What should we want to really really want? We want to live a good life both on the large scale and on the small, to live well, to be happy. Happiness, said Aristotle, is essentially a matter of activity. To live well is to act well, to actualize our potentialities. A good life is one of action and engagement. Even on the smaller scale the things we really enjoy are activities that fully engage us and draw upon our abilities. That's the point of that most Aristotelian of bumper stickers "Are we having fun yet?". If that question can be asked then a negative answer is necessary. If the activity is really engaging so little of your attention that you can ask whether or not you're enjoying it, you aren't.

What sorts of desires are likely to lead us to this sort of excellence-in-activity, not just in episodes but in our lives? As Aristotle says, "One swallow does not make a Spring, nor does one sunny day; one day or a short time does not make a man truly happy and fortunate." (1098a17-19)

Really happy people are those actively engaged in the pursuit of something they really want. Very extensive wantlessness is completely incompatible with happiness.

But Homo economicus may well be happy for a while, accumulating wealth and power, clawing his way up the ladder of success. This game, like many others, may be highly enjoyable. But without genuine commitment to other people or to communities of any sort the rewards turn to ashes in the end.

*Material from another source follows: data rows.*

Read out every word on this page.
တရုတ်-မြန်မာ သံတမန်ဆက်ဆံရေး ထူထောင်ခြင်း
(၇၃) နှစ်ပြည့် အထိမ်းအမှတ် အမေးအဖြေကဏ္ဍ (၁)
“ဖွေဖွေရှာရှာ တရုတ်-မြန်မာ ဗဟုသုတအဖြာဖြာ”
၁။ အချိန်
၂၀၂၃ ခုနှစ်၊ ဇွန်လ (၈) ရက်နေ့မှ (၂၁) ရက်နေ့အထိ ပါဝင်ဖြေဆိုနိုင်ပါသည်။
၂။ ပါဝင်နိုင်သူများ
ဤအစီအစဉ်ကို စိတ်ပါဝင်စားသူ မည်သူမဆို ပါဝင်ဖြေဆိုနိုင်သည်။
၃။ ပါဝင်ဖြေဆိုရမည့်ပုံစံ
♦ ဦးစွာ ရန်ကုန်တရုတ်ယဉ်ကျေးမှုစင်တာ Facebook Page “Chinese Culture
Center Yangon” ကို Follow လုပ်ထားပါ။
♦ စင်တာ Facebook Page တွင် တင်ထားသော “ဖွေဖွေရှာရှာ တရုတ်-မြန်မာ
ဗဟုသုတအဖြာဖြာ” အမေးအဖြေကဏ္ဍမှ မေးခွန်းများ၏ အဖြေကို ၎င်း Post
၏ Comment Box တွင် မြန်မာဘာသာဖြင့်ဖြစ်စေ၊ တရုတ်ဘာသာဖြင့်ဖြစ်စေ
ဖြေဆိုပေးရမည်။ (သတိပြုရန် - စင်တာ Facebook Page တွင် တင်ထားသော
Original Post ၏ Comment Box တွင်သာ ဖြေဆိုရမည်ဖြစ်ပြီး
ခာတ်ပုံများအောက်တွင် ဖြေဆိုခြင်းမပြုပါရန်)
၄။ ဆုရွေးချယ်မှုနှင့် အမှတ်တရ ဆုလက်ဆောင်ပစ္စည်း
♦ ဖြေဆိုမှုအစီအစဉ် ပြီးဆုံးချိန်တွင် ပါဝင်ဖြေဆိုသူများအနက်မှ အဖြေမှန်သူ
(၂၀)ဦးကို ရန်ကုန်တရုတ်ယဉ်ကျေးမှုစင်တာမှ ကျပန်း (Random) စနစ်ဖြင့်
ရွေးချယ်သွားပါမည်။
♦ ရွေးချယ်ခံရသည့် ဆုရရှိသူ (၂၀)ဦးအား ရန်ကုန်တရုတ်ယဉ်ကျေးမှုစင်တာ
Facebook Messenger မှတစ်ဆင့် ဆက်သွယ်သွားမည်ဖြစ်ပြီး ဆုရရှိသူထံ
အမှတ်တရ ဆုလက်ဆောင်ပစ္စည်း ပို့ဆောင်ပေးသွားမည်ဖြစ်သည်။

A much more promising candidate for happiness is she in the grip of a single desire, tyrannical but genuine. It may be that the happiest, the most blessed lives, are led by happy warriors wholly and single-mindedly devoted to a cause or to a love.

Maybe so, and maybe it's just because I am myself incapable of such totally dominating commitment that it seems to me a sadly closed and less than fully human life.

The challenge is to combine love and freedom, to join, somehow, deep motivation and real openness to change, genuine membership in community and true autonomy. A worthwhile life, it seems to me, must be sufficiently open and reflective that elements and episodes of wantlessness are inevitable. They may, or they may not, enrich the satisfactions of commitment. I am sure that the most desirable life is not one in which one always knows, much less always gets, what one desires.